1. A method to optimize repowering of solar photovoltaic power plants through predictive and preventive maintenance in which: a. in a first step, an aerial thermographic infrared and/or electroluminescent inspection is carried out to detect failed modules; b. during the analysis of the results of said inspection, failed modules are classified in each of the following three types of failure: A—irreversible, B—reversible and C—partly reversible; c. modules with failure type A are substituted by new ones, of more power, which are grouped and series-connected within strings and their power range has a standard deviation lower than ±5%; d. modules with failure type B are repaired and their original power recovered, and, once repaired, they are put back in their original position within the power plant; e. modules with failure type C are either re-grouped according to their new power which is always lower than their original power, in groups within strings, where they are series-connected and their power range has a standard deviation lower than ±5%, or they are destined to other power plants and are substituted by new modules, of higher power, which are grouped within strings, where they are series-connected and their power range has a standard deviation lower than ±5%.

Description

BRIEF DESCRIPTION OF THE DRAWINGS

(1) FIG. 1 shows the modules of a solar plant after an inspection, at which a certain number of modules with type A failure (irreversible), another number of type B modules (reversible) and another number of type C modules (partly reversible) have been found, all of which distributed at random along the solar power plant. The rectangles (1) show several module strings inside the plant, wherein the modules are series-connected.

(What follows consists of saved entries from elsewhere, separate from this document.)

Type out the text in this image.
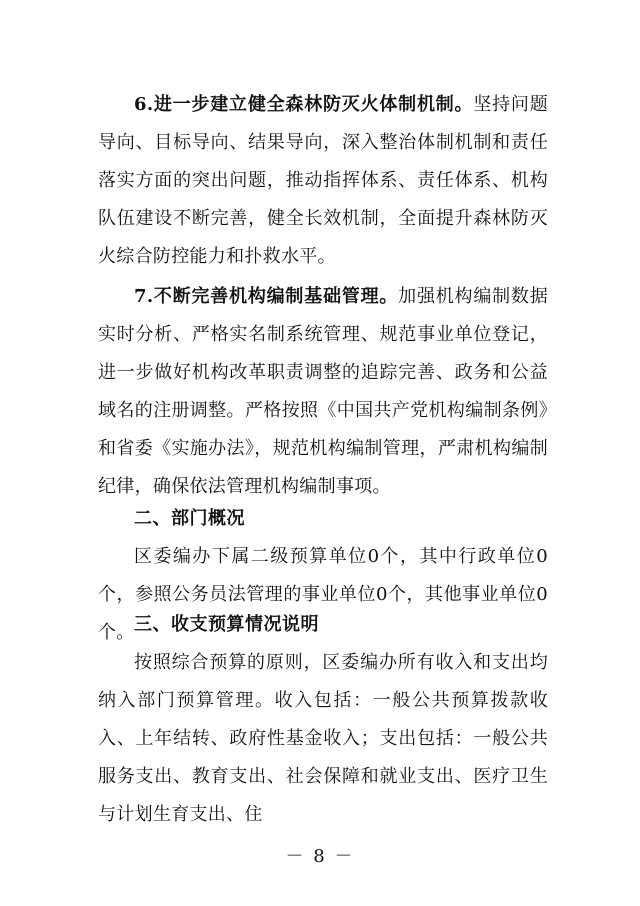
6.进一步建立健全森林防灭火体制机制。坚持问题导向、目标导向、结果导向，深入整治体制机制和责任落实方面的突出问题，推动指挥体系、责任体系、机构队伍建设不断完善，健全长效机制，全面提升森林防灭火综合防控能力和扑救水平。

7.不断完善机构编制基础管理。加强机构编制数据实时分析、严格实名制系统管理、规范事业单位登记，进一步做好机构改革职责调整的追踪完善、政务和公益域名的注册调整。严格按照《中国共产党机构编制条例》和省委《实施办法》，规范机构编制管理，严肃机构编制纪律，确保依法管理机构编制事项。

二、部门概况

区委编办下属二级预算单位0个，其中行政单位0个，参照公务员法管理的事业单位0个，其他事业单位0个。 三、收支预算情况说明

按照综合预算的原则，区委编办所有收入和支出均纳入部门预算管理。收入包括：一般公共预算拨款收入、上年结转、政府性基金收入；支出包括：一般公共服务支出、教育支出、社会保障和就业支出、医疗卫生与计划生育支出、住

－ 8 －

(2) FIG. 2 shows the modules of a solar plant after repowering has been implemented. Modules with type A failures have been substituted for new, more powerful ones, line in the same series-connected string (1), separated from the other strings by parallel connection. Modules with type B failures have been repaired and placed back in their original places, as they have recovered their original power and do not affect the string they were in. And modules with type C failures have been re-grouped within the same series-connected string (1), separated from the other strings by parallel connection.

DESCRIPTION OF EXAMPLE EMBODIMENTS

(3) In one possible, but non-exclusive embodiment, a 10 MWp, ground-mounted solar photovoltaic power plant is formed by 40.000 modules of 250 Wp each, distributed in 1,000 strings of 40 series-connected modules each.

(4) Through an aerial thermography inspection that took place as part of the smart annual predictive and preventive maintenance, the following failed modules were detected: 400 modules with type A failures (irreversible). 240 modules with type B failures (reversible). 160 modules with type C failures, 80 of which lost half their power (thus staying at 125 Wp), and the remaining 80 lost one fifth of their original power (thus staying at 200 Wp).

(5) With the repowering method, in this embodiment, the 400 type A modules are substituted for new generation modules, of 300 Wp each, and are grouped in 10 strings of 40 series-connected modules each.

(6) The 240 type B modules are repaired, gain their original power back and are placed at the same places they occupied before the inspection.

(7) The 160 type C modules are re-grouped and distributed into four strings, two with 40 modules each with new power of 125 Wp per module, and another two of with 40 modules each with new power of 200 Wp per module.

(8) This way, the solar power plant keeps working at its optimum, and a repowering from 10 MWp (nominal power, though it would be less, as 800 modules were not working properly) to 10.006 MWp is achieved.

(9) In another possible, but non-exclusive configuration, with the same number and type distribution of failed modules, those modules with failures of type A and B follow the same procedure, whereas the 160 modules with failures of type C are sold, and substituted in the plant by new ones of 300 Wp each, distributed in four strings (1) of 40 series-connected modules each. The achieved repowering reaches now 10,028 MWp.